In November 1879 Collins narrowly won a three-way race for a seat representing Brunswick County in the House of Delegates. He defeated two white men, the Republican incumbent who favored paying off the antebellum state debt in full and a Readjuster who wanted to reduce the amount of the debt to be paid and to refinance the balance at a lower interest rate. Two voters cast ballots for Collin Johnson, suggesting continued confusion about his name or that he was not well known in some parts of the county.

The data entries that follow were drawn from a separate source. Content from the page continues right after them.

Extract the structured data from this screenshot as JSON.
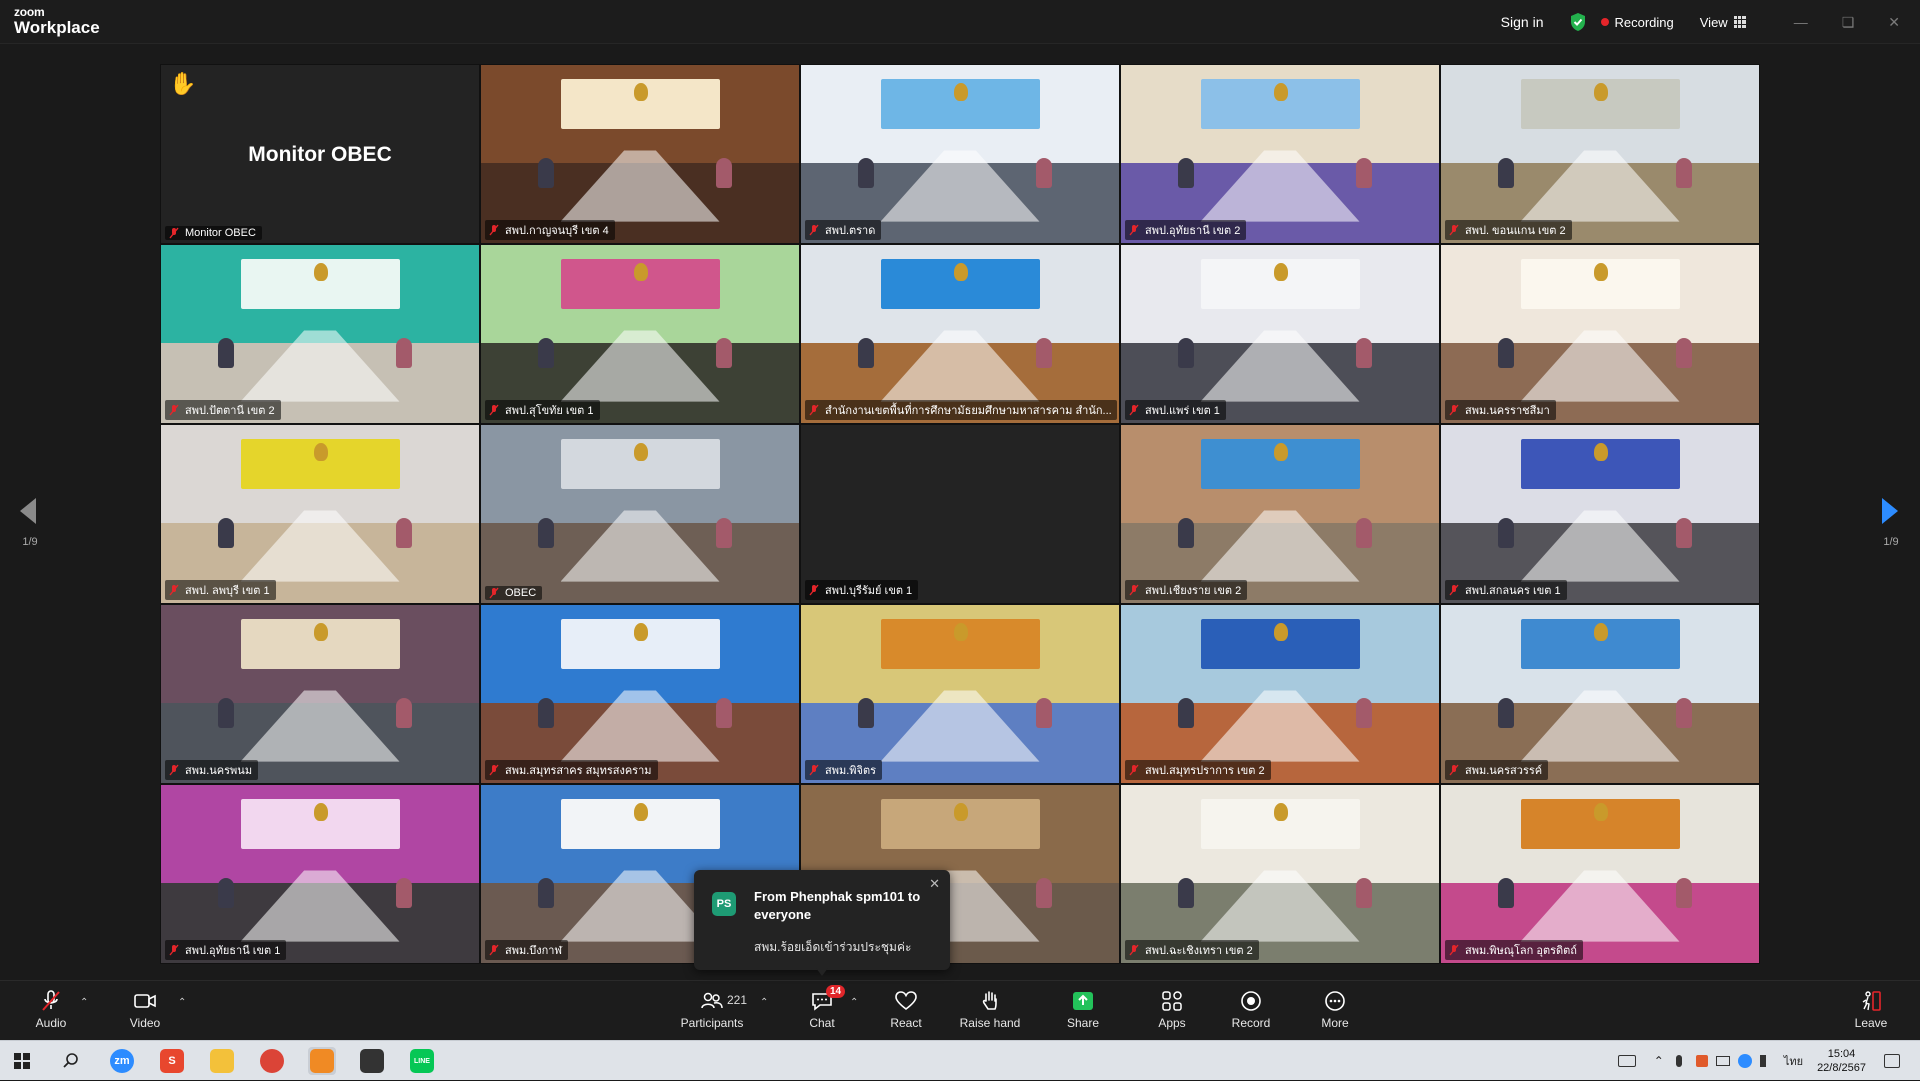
{
  "window": {
    "logo_line1": "zoom",
    "logo_line2": "Workplace",
    "sign_in": "Sign in",
    "recording": "Recording",
    "view": "View"
  },
  "stage": {
    "page_left": "1/9",
    "page_right": "1/9"
  },
  "tiles": [
    {
      "label": "Monitor OBEC",
      "center": "Monitor OBEC",
      "hand": true,
      "style": "blank"
    },
    {
      "label": "สพป.กาญจนบุรี เขต 4",
      "wall": "#7b4a2c",
      "floor": "#4a2f22",
      "banner": "#f4e6c8"
    },
    {
      "label": "สพป.ตราด",
      "wall": "#e9eef4",
      "floor": "#5d6572",
      "banner": "#6eb6e6"
    },
    {
      "label": "สพป.อุทัยธานี เขต 2",
      "wall": "#e6dcc8",
      "floor": "#6a5aa8",
      "banner": "#8cc0e8"
    },
    {
      "label": "สพป. ขอนแกน เขต 2",
      "wall": "#d7dde2",
      "floor": "#9a8a6c",
      "banner": "#c7c9c0"
    },
    {
      "label": "สพป.ปัตตานี เขต 2",
      "wall": "#2cb3a2",
      "floor": "#c6c0b4",
      "banner": "#e9f6f2"
    },
    {
      "label": "สพป.สุโขทัย เขต 1",
      "wall": "#a9d69a",
      "floor": "#3d4135",
      "banner": "#d0568c"
    },
    {
      "label": "สำนักงานเขตพื้นที่การศึกษามัธยมศึกษามหาสารคาม สำนัก...",
      "wall": "#dfe4ea",
      "floor": "#a56d3b",
      "banner": "#2a8ad8"
    },
    {
      "label": "สพป.แพร่ เขต 1",
      "wall": "#e8e9ee",
      "floor": "#4d4e57",
      "banner": "#f4f5f7"
    },
    {
      "label": "สพม.นครราชสีมา",
      "wall": "#efe7dc",
      "floor": "#8d6b54",
      "banner": "#fbf7ee"
    },
    {
      "label": "สพป. ลพบุรี เขต 1",
      "wall": "#dbd7d4",
      "floor": "#c7b59a",
      "banner": "#e5d52b"
    },
    {
      "label": "OBEC",
      "wall": "#8a96a3",
      "floor": "#6e5f55",
      "banner": "#d3d8de"
    },
    {
      "label": "สพป.บุรีรัมย์ เขต 1",
      "style": "dark"
    },
    {
      "label": "สพป.เชียงราย เขต 2",
      "wall": "#b88e6c",
      "floor": "#8d7b67",
      "banner": "#3e8fd1"
    },
    {
      "label": "สพป.สกลนคร เขต 1",
      "wall": "#dcdde6",
      "floor": "#55545a",
      "banner": "#3d56b8"
    },
    {
      "label": "สพม.นครพนม",
      "wall": "#6a4e5f",
      "floor": "#4f545c",
      "banner": "#e5d8c0"
    },
    {
      "label": "สพม.สมุทรสาคร สมุทรสงคราม",
      "wall": "#2f7bd0",
      "floor": "#7a4b3a",
      "banner": "#e7eef8"
    },
    {
      "label": "สพม.พิจิตร",
      "wall": "#d8c778",
      "floor": "#5e7fc2",
      "banner": "#d88a2b"
    },
    {
      "label": "สพป.สมุทรปราการ เขต 2",
      "wall": "#a7c9dd",
      "floor": "#b7663d",
      "banner": "#2a5fb8"
    },
    {
      "label": "สพม.นครสวรรค์",
      "wall": "#d9e2ea",
      "floor": "#8a6e55",
      "banner": "#3f8ad0"
    },
    {
      "label": "สพป.อุทัยธานี เขต 1",
      "wall": "#b046a3",
      "floor": "#3e3a3f",
      "banner": "#f2d7ef"
    },
    {
      "label": "สพม.บึงกาฬ",
      "wall": "#3d7cc8",
      "floor": "#6b5a51",
      "banner": "#f2f4f7"
    },
    {
      "label": "",
      "wall": "#8a6a4a",
      "floor": "#6b5a4b",
      "banner": "#c7a77a"
    },
    {
      "label": "สพป.ฉะเชิงเทรา เขต 2",
      "wall": "#ece8df",
      "floor": "#7b7e6e",
      "banner": "#f6f4ee"
    },
    {
      "label": "สพม.พิษณุโลก อุตรดิตถ์",
      "wall": "#e7e4dc",
      "floor": "#c44a8c",
      "banner": "#d6842a"
    }
  ],
  "toast": {
    "avatar": "PS",
    "from": "From Phenphak spm101 to everyone",
    "message": "สพม.ร้อยเอ็ดเข้าร่วมประชุมค่ะ"
  },
  "toolbar": {
    "audio": "Audio",
    "video": "Video",
    "participants": "Participants",
    "participants_count": "221",
    "chat": "Chat",
    "chat_badge": "14",
    "react": "React",
    "raise_hand": "Raise hand",
    "share": "Share",
    "apps": "Apps",
    "record": "Record",
    "more": "More",
    "leave": "Leave"
  },
  "taskbar": {
    "apps": [
      {
        "name": "zoom-app",
        "text": "zm",
        "color": "#2d8cff"
      },
      {
        "name": "s-app",
        "text": "S",
        "color": "#e8472e"
      },
      {
        "name": "file-explorer",
        "text": "",
        "color": "#f3c13a"
      },
      {
        "name": "chrome",
        "text": "",
        "color": "#db4437"
      },
      {
        "name": "orange-app",
        "text": "",
        "color": "#f08a24"
      },
      {
        "name": "dark-app",
        "text": "",
        "color": "#333333"
      },
      {
        "name": "line-app",
        "text": "LINE",
        "color": "#06c755"
      }
    ],
    "lang": "ไทย",
    "time": "15:04",
    "date": "22/8/2567"
  }
}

Identified in one newspaper as a Republican and in another as a Readjuster, Collins served in the General Assembly that met from December 3, 1879, through March 9, 1880. He was appointed to a low-ranking seat on the Committee on Federal Relations and Resolutions and to the lowest-ranking seat on the relatively inconsequential Committee on Public Property. At the opening of the session Collins voted with the dominant coalition of Republicans and Readjusters to elect the Speaker, clerk, and other House officers and again two weeks later when the assembly elected the Readjuster leader William Mahone to the U.S. Senate. Collins supported a proposed constitutional amendment to eliminate the poll tax as a prerequisite for voting and another measure that the Readjusters favored to reduce the tax on vendors of malt liquor, spirits, and wine. On March 1, 1880, he voted for a bill to reduce the principal of the public debt by about 40 percent and to refinance the remainder at 3 percent interest. Called the Riddleberger Bill, after its sponsor, state senator Harrison Holt Riddleberger, it passed, but the governor vetoed the measure, and the Senate of Virginia sustained the veto.

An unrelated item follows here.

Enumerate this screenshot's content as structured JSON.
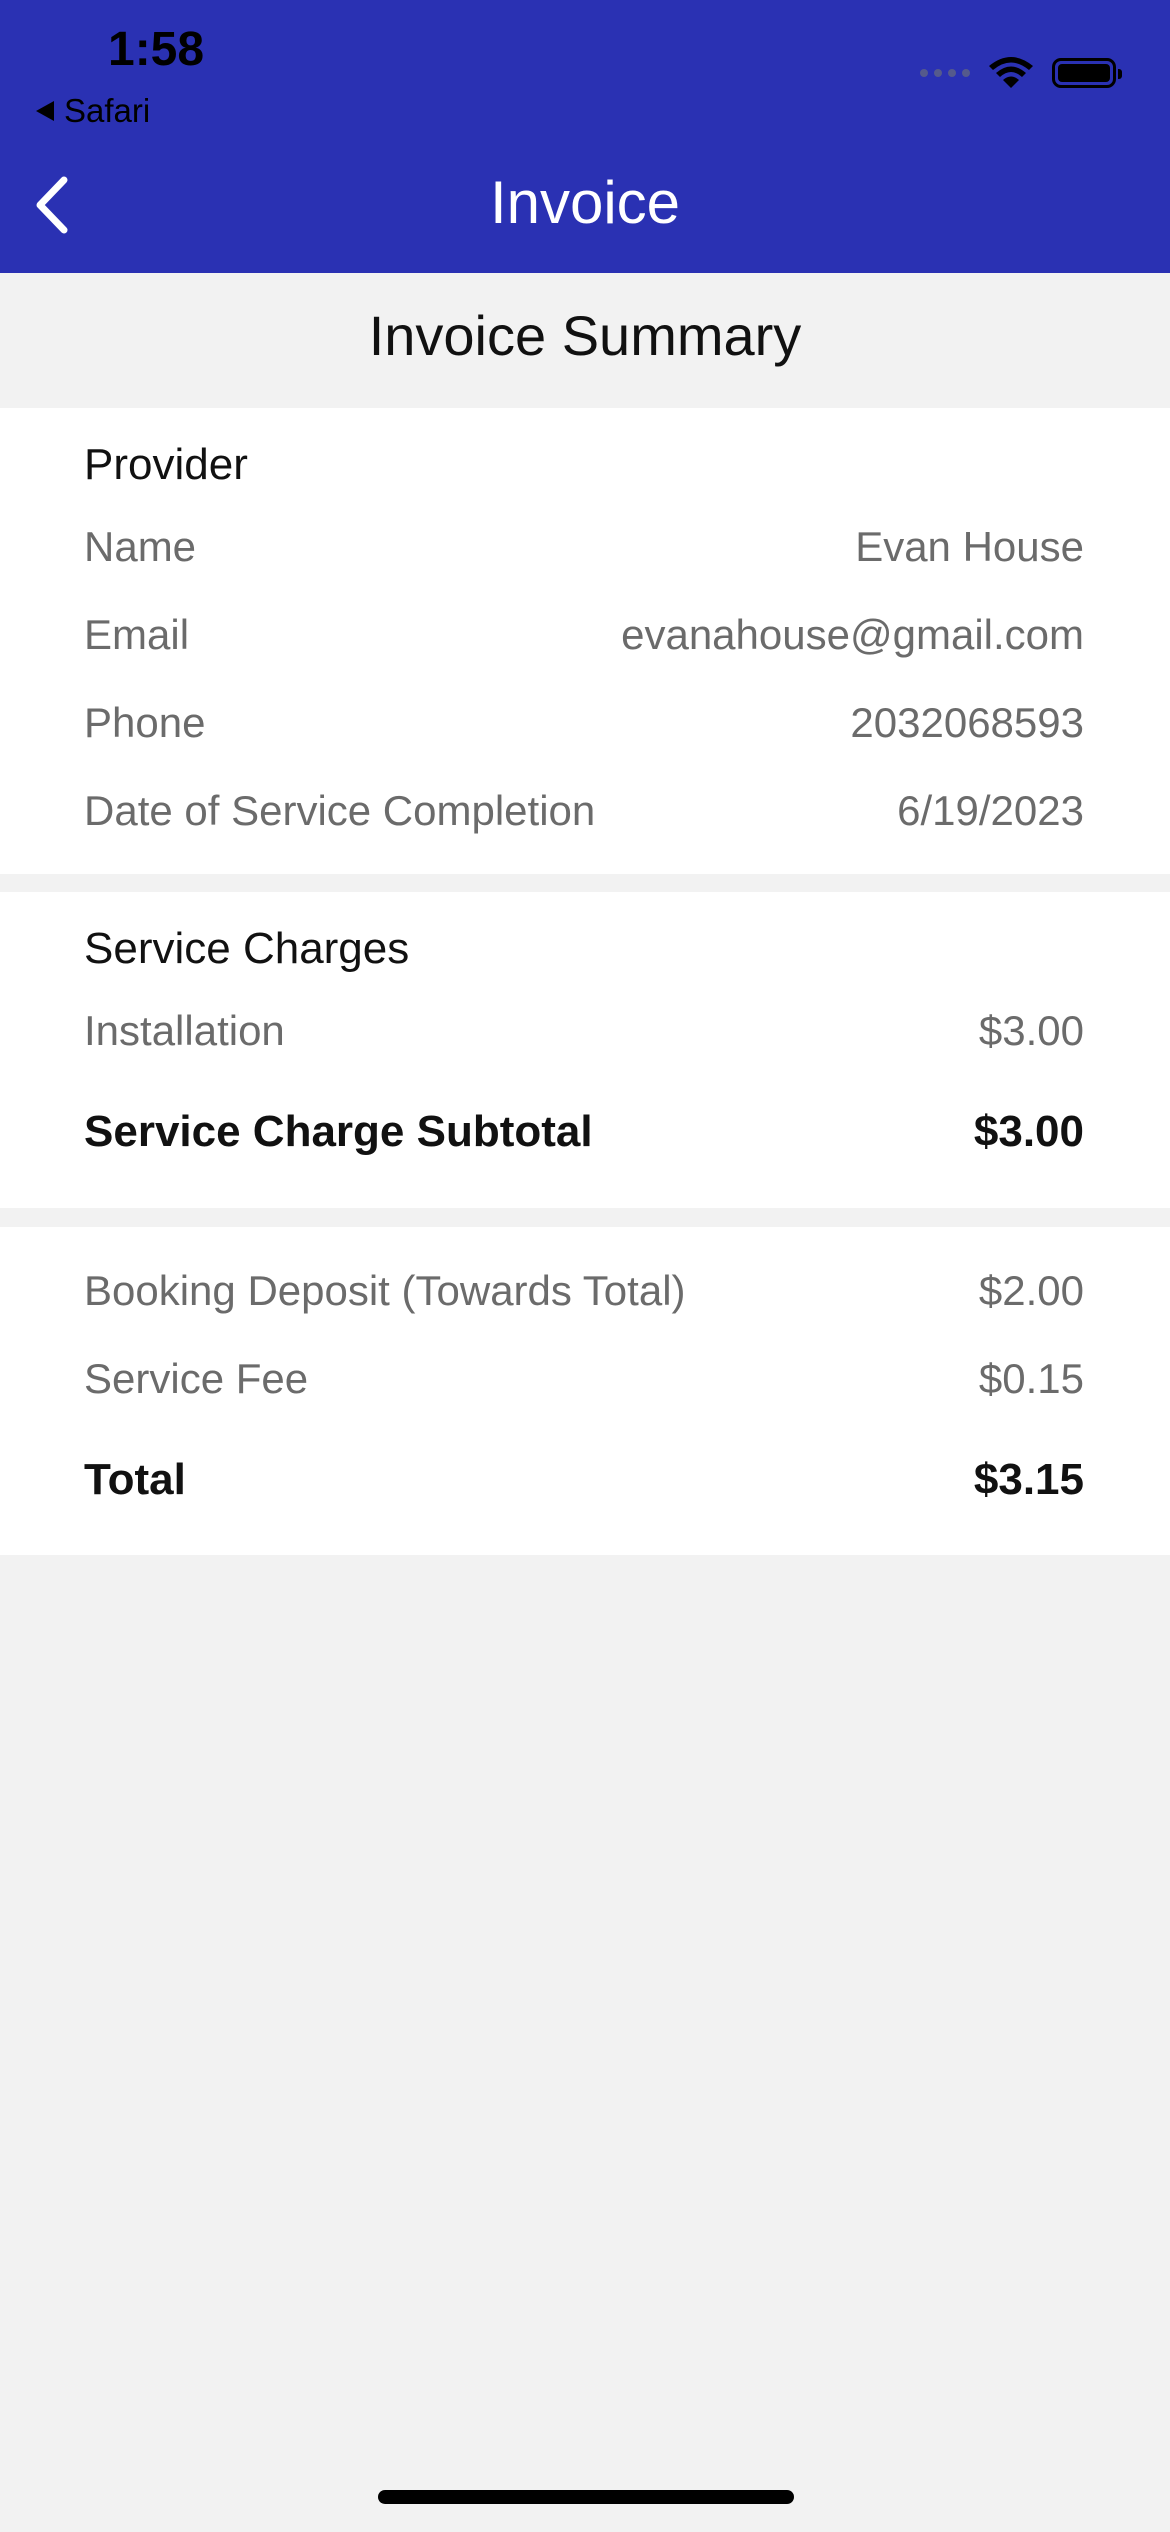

In June 1880, when Collins gave information about his family to the census taker, who recorded his name correctly this time, he identified himself as a literate laborer and added, perhaps with pride, that he was a member of the state legislature, a fact the enumerator carefully recorded. Collins did not seek reelection in 1881 but received six votes anyway. Sometime during the next half-dozen years he and his family moved to Washington, D.C., where he worked as a watchman for about two decades. Collins died of heart disease in Washington on November 3, 1906, and was buried in the city’s Columbian Harmony Cemetery. In 1960 all of the graves were removed to National Harmony Memorial Park in Prince George’s County, Maryland.